Dorset Wildlife Trust’s new citizen science project

PUBLISHED: 10:11 18 February 2016 | UPDATED: 10:11 18 February 2016

A family day out exploring Kingcombe nature reserve (Photo by Katharine Davies)

A family day out exploring Kingcombe nature reserve (Photo by Katharine Davies)


When did you last see a hedgehog or hear a robin sing? Dorset Wildlife Trust would like the public to answer these questions and more in their new citizen science project

In 2015 Dorset Wildlife Trust (DWT) started a citizen science project ‘Species of the Month’. We asked the public to let us know when they saw a certain species for each month of the year. Not only did the sightings start flooding in, but so did anecdotes about your wildlife experiences, with many sharing their delight about a regular or occasional wildlife visitor in a local patch.

DWT’s Great Heath Community Conservation Officer, Katie Wilkinson, is running the Species of the Month project for DWT: “Recording and looking for rare and common wildlife both nationally and locally really helps conservationists monitor declines in wildlife populations. Something that’s in abundance in 2015 might not be in 2020, and these records could help identify trends to understand why this has happened, so we can all try to protect it in the future.”

With over 40 nature reserves across Dorset it’s impossible for DWT to keep an eye on everything, which is where keen-eyed members of the public can help. “Wildlife won’t stay in nature reserves,” says Katie. “It can come into gardens and local green spaces. That is why we are asking people to ‘look’ for wildlife – even if they are in an urban area they can see some interesting wildlife.”

And never has there be a better time to introduce youngsters to wildlife. In a recent YouGov poll, out of 1,082 children, 60% had never seen a peacock butterfly, 53% had never seen a flock of starlings, and 37% had never seen a hedgehog in the UK. “Getting the next generation excited about wildlife is a big part of our work,” adds Katie.

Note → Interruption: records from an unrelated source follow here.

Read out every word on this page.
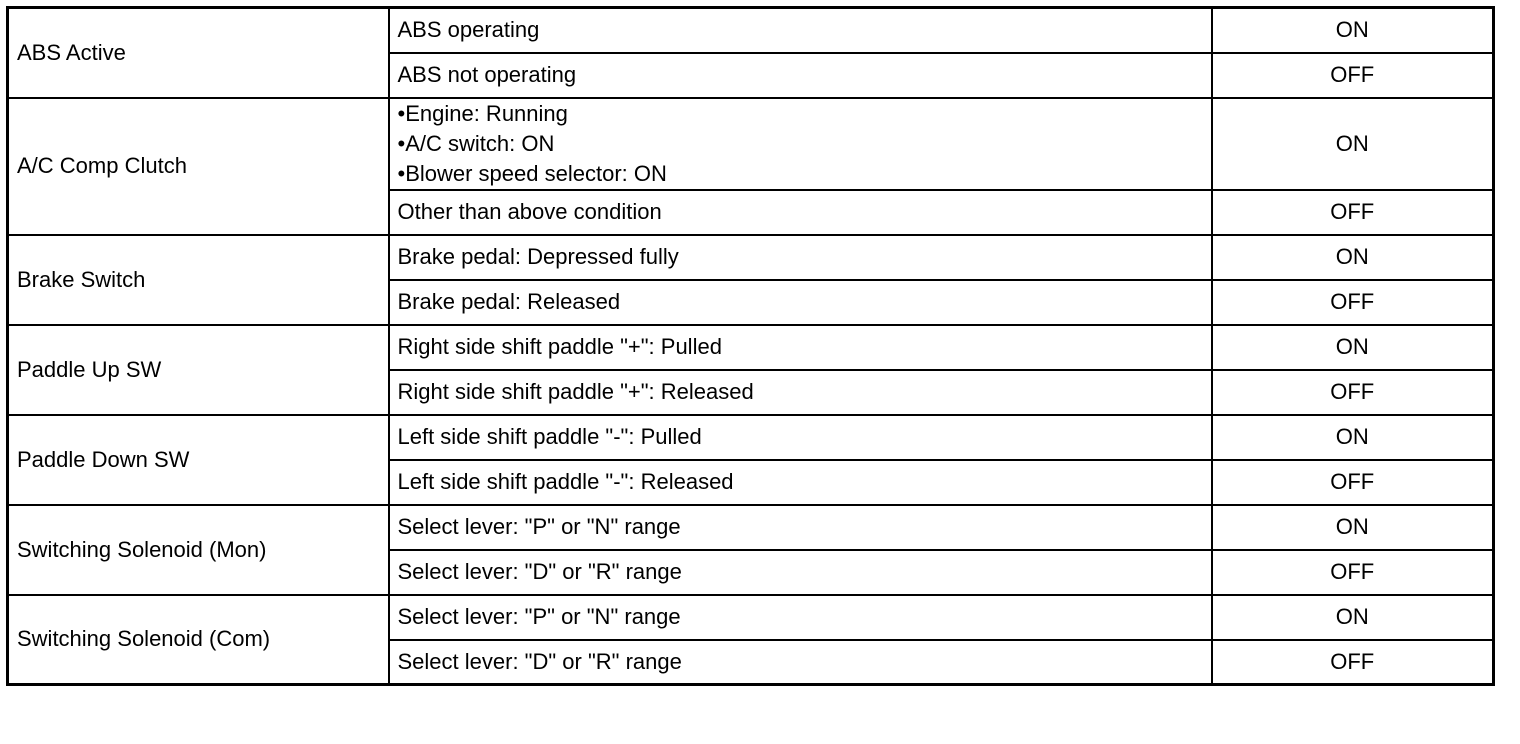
ABS Active	ABS operating	ON

	ABS not operating	OFF
A/C Comp Clutch	•Engine: Running
•A/C switch: ON
•Blower speed selector: ON	ON

	Other than above condition	OFF
Brake Switch	Brake pedal: Depressed fully	ON

	Brake pedal: Released	OFF
Paddle Up SW	Right side shift paddle "+": Pulled	ON

	Right side shift paddle "+": Released	OFF
Paddle Down SW	Left side shift paddle "-": Pulled	ON

	Left side shift paddle "-": Released	OFF
Switching Solenoid (Mon)	Select lever: "P" or "N" range	ON

	Select lever: "D" or "R" range	OFF
Switching Solenoid (Com)	Select lever: "P" or "N" range	ON

	Select lever: "D" or "R" range	OFF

So if you’re thinking: ‘I can’t tell a pigeon from a wigeon’, there are plenty of ways we can help you start your wildlife journey. Each month DWT publishes information about its chosen species on the website listing locations, identifying features, and pictures. You can also send us photos of your sightings on our Facebook page where you can ask experts about wildlife you’d like to know more about, not just the species of the month.

“Wildlife friendly gardening is another great way to do something practical,” says Katie. “The more you provide for wildlife, such as bird food or a home for hedgehogs, the more you will see as they come and take advantage of your offerings.” 

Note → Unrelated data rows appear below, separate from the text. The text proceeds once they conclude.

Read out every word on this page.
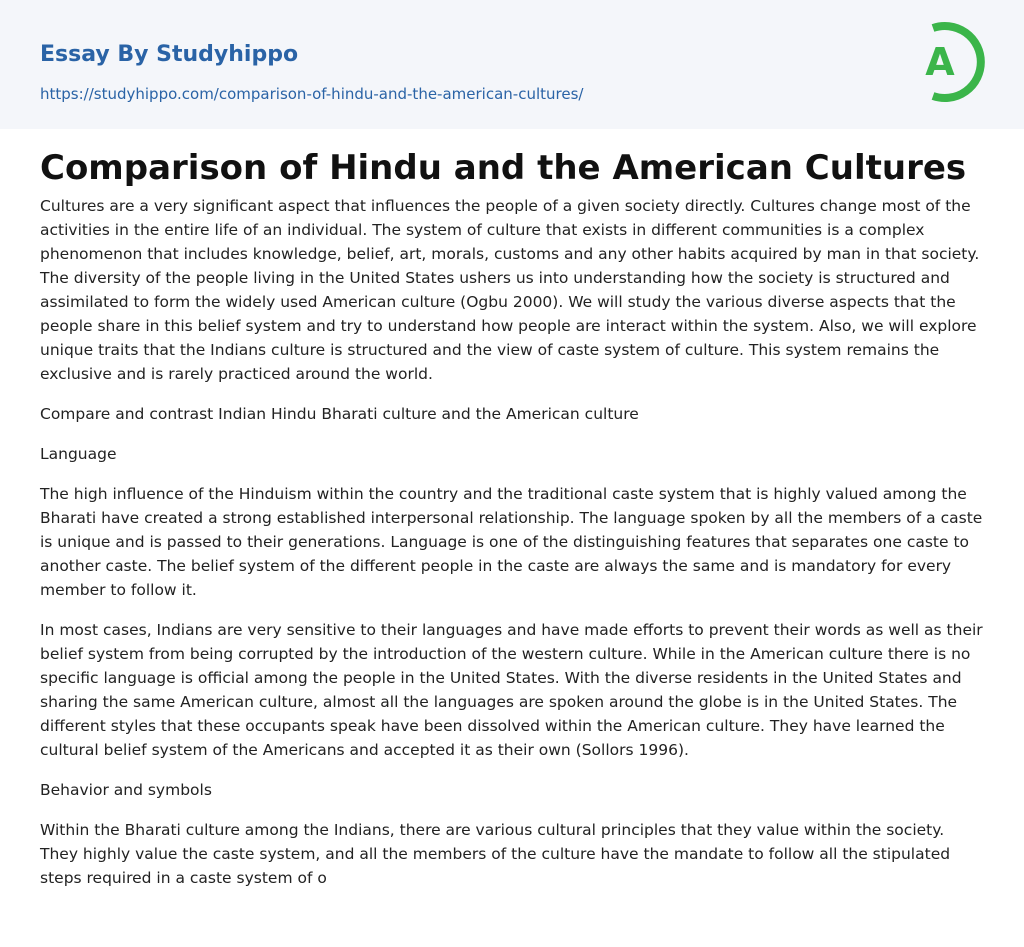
Essay By Studyhippo
https://studyhippo.com/comparison-of-hindu-and-the-american-cultures/
A
Comparison of Hindu and the American Cultures

Cultures are a very significant aspect that influences the people of a given society directly. Cultures change most of the activities in the entire life of an individual. The system of culture that exists in different communities is a complex phenomenon that includes knowledge, belief, art, morals, customs and any other habits acquired by man in that society. The diversity of the people living in the United States ushers us into understanding how the society is structured and assimilated to form the widely used American culture (Ogbu 2000). We will study the various diverse aspects that the people share in this belief system and try to understand how people are interact within the system. Also, we will explore unique traits that the Indians culture is structured and the view of caste system of culture. This system remains the exclusive and is rarely practiced around the world.

Compare and contrast Indian Hindu Bharati culture and the American culture

Language

The high influence of the Hinduism within the country and the traditional caste system that is highly valued among the Bharati have created a strong established interpersonal relationship. The language spoken by all the members of a caste is unique and is passed to their generations. Language is one of the distinguishing features that separates one caste to another caste. The belief system of the different people in the caste are always the same and is mandatory for every member to follow it.

In most cases, Indians are very sensitive to their languages and have made efforts to prevent their words as well as their belief system from being corrupted by the introduction of the western culture. While in the American culture there is no specific language is official among the people in the United States. With the diverse residents in the United States and sharing the same American culture, almost all the languages are spoken around the globe is in the United States. The different styles that these occupants speak have been dissolved within the American culture. They have learned the cultural belief system of the Americans and accepted it as their own (Sollors 1996).

Behavior and symbols

Within the Bharati culture among the Indians, there are various cultural principles that they value within the society. They highly value the caste system, and all the members of the culture have the mandate to follow all the stipulated steps required in a caste system of o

Top 5 species of the month in 2015

• January - Robin (354 records) - Recently voted as the UK’s favourite national bird, sightings of robins have increased since 2014, up by three places in the top ten birds recorded as part of the BTO’s Garden Bird Watch, where 88.73% of gardens in Dorset recorded them.

• April - Brimstone Butterfly (169 records) - These common butterflies are one of the first signs of spring, and can be found in a variety of habitats, including gardens, woodlands and the wider countryside. In spring they feed on daffodils and primroses and later in the year on purple flowers like thistle and teasel.

• June - House Sparrow (711 records) - Living in colonies, house sparrows often nest in buildings or holes in walls. Over the last 30 years their numbers have declined in England by 77% so it’s great to see so many records for them in Dorset. Help increase their numbers by putting up sparrow nest boxes to attract them into your garden.

• July - Slow Worm (237 records) - Slow worms are legless lizards and like to hide underneath things such as compost heaps, wood and piles of vegetation. Though they are wide spread, they are protected by the Wildlife and Countryside Act 1981.

• September - Hedgehogs (230 records) - We’ve heard a lot about the decline of hedgehogs, so we were delighted to get such a positive number of sightings in Dorset. We also heard some great stories about people creating wildlife friendly gardens for hedgehogs, which is very encouraging. 

Species of the Month 2016

We’re starting 2016 with the Fox in January, and Blackbird in February. To get involved with this project simply visit to submit your sightings and share your stories. 

What is a citizen science project?

This type of project asks non-scientists to contribute observations which can help with scientific research such as observing or counting wildlife in your back garden or further afield. It includes projects like the Butterfly Conservation’s Big Butterfly Count, local Bioblitz events, Woodland Trust’s Nature’s Calendar and the RSPB Big Garden Bird Watch.